Jag Sandhu, with City of Vancouver corporate communications, said the names of successful applicants will be revealed to the public as the city’s permit process proceeds through the next month.
“The development permit process for these 11 applicants located in permitted zones is expected to begin in early November,” said Sandhu. “Information about each application will be posted on the city’s development application information page at that time.”
Notifications will be mailed to addresses within a two-block radius of the approved 11 businesses as they move forward with their permit reviews.
The city has also sent out letters to 30 other applicants that met zoning requirements but are less than the required 300-metre distance from other dispensaries that have also filed applications.
Applicants within 300-metres of one another will now enter a “declustering” process where they will be graded, with one applicant with the most favourable score to be permitted to proceed with their application.
More details on the declustering process can be found in this story from Cannabis in Canada.
Applicants in the cluster that are not chosen will be given six months by the city to find a different location to operate from.
The remaining 135 applications did not meet city zoning requirements and will not be allowed to continue in the process.
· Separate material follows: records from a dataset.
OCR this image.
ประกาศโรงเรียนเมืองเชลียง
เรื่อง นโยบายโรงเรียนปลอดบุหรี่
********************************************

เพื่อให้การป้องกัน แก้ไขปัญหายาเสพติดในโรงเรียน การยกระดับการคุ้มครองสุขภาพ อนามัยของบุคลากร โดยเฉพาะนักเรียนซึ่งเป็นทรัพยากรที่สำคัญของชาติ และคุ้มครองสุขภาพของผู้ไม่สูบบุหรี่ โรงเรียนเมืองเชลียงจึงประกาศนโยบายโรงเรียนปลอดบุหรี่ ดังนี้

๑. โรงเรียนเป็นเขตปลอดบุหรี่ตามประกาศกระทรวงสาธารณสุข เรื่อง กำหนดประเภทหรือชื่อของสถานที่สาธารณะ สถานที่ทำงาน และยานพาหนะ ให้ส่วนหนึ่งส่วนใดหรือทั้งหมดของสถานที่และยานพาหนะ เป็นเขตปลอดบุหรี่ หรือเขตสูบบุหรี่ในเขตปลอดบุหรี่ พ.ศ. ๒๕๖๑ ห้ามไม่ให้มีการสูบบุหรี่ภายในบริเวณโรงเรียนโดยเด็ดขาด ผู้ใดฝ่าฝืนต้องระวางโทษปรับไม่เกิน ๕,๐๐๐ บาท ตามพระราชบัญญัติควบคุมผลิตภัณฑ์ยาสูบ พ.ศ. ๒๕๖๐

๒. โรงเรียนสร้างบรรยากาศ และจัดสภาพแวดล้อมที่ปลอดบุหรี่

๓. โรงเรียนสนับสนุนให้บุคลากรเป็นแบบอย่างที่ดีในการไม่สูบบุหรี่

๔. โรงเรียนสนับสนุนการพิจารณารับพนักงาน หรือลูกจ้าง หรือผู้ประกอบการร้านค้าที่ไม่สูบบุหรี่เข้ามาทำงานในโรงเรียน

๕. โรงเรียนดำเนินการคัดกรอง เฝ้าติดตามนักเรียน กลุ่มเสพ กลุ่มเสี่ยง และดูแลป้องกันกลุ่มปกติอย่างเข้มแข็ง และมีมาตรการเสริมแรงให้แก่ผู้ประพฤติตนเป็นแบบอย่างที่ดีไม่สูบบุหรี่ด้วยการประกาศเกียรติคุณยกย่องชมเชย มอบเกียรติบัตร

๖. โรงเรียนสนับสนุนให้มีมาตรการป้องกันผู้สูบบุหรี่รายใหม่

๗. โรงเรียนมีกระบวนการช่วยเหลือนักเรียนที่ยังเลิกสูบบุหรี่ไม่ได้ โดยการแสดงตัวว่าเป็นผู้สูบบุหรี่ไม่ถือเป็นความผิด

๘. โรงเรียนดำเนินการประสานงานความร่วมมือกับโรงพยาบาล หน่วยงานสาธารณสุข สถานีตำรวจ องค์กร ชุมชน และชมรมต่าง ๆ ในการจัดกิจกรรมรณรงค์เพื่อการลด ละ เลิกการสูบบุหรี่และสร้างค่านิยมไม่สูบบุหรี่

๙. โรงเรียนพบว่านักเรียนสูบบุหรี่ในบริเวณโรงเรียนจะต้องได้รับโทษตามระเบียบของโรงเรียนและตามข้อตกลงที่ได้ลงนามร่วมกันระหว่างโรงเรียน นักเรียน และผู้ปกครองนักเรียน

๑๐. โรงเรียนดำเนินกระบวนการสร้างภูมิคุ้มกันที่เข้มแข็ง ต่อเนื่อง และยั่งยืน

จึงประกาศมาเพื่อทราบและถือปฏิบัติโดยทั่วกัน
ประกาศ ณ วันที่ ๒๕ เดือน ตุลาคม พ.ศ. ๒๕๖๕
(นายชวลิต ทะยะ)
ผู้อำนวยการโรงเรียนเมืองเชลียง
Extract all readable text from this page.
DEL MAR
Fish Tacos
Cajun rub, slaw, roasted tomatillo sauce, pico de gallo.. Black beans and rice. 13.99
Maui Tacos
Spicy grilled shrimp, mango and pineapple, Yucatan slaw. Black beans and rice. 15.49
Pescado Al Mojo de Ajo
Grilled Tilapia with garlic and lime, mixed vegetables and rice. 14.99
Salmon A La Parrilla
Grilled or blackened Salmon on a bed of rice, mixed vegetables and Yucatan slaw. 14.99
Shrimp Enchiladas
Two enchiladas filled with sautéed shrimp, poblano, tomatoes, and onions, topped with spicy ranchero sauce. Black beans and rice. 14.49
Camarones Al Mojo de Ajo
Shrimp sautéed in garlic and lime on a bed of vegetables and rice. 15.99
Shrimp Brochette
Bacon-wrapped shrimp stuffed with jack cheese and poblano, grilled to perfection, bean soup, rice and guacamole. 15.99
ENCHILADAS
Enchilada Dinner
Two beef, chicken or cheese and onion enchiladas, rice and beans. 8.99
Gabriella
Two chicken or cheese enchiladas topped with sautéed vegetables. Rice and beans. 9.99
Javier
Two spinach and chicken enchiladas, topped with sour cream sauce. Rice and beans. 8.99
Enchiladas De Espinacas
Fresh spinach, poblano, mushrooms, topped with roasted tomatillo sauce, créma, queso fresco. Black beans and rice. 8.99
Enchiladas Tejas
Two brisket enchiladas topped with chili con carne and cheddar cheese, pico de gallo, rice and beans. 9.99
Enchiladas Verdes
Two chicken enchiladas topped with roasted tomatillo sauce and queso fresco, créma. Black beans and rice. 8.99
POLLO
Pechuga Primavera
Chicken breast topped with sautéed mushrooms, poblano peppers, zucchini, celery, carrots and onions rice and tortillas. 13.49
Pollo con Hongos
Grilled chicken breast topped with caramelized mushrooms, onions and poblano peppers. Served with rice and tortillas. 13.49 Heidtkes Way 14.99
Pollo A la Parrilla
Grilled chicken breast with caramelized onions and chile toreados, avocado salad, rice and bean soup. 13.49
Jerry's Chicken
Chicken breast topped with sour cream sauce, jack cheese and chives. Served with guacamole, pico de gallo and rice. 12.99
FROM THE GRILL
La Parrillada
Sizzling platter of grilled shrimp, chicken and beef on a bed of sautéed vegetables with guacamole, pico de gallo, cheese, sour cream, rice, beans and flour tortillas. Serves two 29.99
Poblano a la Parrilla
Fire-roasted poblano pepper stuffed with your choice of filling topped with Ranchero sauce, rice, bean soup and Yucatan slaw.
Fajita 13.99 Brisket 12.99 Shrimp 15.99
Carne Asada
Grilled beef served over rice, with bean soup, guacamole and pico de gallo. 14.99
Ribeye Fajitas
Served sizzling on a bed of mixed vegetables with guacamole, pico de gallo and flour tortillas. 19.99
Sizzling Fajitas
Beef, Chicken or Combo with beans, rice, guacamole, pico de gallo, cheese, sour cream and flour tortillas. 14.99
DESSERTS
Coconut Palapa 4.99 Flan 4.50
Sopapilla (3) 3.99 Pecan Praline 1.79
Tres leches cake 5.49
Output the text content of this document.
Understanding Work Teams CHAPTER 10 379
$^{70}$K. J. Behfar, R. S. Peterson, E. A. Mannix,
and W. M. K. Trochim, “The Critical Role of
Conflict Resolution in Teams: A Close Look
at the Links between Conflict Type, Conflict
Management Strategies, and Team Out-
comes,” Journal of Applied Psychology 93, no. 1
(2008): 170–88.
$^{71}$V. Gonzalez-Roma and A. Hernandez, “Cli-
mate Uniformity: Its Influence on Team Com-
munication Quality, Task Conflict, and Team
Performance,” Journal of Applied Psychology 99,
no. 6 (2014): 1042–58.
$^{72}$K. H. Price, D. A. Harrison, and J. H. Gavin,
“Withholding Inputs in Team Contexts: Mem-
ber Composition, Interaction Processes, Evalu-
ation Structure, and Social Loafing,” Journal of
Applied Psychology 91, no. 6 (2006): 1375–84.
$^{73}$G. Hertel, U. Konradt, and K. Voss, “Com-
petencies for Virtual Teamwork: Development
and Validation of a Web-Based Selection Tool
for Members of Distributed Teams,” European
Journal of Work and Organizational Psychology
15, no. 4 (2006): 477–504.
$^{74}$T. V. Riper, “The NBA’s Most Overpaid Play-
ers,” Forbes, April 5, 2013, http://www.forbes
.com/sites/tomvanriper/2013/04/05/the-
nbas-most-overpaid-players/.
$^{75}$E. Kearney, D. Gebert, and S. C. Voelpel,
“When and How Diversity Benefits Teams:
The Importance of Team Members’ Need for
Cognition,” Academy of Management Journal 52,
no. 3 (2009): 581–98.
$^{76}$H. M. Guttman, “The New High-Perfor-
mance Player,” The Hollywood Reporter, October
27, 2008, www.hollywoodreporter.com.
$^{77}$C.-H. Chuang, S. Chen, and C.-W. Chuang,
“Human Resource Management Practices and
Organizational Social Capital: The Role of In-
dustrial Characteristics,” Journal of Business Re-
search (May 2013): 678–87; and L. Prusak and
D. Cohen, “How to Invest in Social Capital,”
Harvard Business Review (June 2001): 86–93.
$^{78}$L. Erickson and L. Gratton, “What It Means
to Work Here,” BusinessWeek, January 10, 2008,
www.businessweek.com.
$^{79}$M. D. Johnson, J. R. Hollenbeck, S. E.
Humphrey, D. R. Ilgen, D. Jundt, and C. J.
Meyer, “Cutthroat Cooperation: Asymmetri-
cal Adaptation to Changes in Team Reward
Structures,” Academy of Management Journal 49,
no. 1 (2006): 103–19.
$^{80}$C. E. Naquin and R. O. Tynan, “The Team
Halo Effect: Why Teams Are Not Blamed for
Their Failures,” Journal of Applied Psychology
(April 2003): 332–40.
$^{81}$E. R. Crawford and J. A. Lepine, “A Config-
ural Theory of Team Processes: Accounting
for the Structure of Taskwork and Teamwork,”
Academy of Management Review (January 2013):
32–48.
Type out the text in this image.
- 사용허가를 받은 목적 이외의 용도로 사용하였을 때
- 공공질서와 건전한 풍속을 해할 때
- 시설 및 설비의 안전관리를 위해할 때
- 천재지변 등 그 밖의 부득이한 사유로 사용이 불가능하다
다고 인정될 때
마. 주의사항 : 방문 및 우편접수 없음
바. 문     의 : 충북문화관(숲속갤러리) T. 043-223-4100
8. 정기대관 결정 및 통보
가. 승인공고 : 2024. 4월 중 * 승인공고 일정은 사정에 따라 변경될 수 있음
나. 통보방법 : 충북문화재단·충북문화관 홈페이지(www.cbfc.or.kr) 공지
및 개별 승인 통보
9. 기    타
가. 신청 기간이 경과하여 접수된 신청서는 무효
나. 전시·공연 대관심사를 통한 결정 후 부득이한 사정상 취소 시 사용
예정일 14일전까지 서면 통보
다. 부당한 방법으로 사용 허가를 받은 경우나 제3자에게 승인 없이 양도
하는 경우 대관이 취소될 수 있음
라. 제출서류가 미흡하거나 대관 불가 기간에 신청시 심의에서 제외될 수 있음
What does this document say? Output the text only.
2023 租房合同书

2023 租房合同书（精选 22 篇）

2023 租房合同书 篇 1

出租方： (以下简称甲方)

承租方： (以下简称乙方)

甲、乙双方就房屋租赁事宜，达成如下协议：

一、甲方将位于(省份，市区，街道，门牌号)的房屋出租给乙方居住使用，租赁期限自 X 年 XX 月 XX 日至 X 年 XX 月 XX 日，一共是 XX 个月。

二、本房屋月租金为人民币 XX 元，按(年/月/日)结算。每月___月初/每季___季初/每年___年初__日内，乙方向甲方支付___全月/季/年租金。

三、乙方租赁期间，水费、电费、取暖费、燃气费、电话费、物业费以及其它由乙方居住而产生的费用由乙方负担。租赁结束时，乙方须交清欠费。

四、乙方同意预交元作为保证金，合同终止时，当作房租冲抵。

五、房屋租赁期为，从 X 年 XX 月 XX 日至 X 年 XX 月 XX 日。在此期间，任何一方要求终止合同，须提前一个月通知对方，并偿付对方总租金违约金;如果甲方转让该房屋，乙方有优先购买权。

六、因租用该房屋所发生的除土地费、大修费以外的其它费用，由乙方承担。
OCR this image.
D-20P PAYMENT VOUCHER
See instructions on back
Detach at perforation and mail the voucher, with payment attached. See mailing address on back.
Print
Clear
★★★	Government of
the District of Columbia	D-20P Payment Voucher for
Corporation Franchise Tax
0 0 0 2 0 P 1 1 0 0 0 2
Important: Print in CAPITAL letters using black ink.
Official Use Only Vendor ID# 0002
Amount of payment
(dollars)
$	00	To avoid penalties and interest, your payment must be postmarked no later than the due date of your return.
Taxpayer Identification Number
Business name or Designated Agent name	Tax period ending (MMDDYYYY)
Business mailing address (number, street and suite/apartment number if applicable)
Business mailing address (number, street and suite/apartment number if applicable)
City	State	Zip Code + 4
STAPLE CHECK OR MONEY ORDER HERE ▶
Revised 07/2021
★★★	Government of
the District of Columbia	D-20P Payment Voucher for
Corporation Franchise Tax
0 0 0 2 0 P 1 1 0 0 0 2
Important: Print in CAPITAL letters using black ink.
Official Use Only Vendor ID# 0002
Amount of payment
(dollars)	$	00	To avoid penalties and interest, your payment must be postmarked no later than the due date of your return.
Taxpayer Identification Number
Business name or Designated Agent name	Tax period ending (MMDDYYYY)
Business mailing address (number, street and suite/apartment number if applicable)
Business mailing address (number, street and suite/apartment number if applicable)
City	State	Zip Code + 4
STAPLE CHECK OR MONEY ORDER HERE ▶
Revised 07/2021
They will have six months to find a new location and resubmit for a permit.
Those applications for businesses already in operation will be permitted to continue business for six months while they find alternate locations. After six months, they will be “be subject to enforcement action.”
Any operating businesses that did not apply for a permit before the August deadline are required to shut down, immediately.
“The City inspects these businesses regularly,” a city statement read. “As with other businesses, the City will use a range of enforcement tools, including fines and legal action.”
The city is not accepting new applications for dispensaries until the current group of applicants has been processed.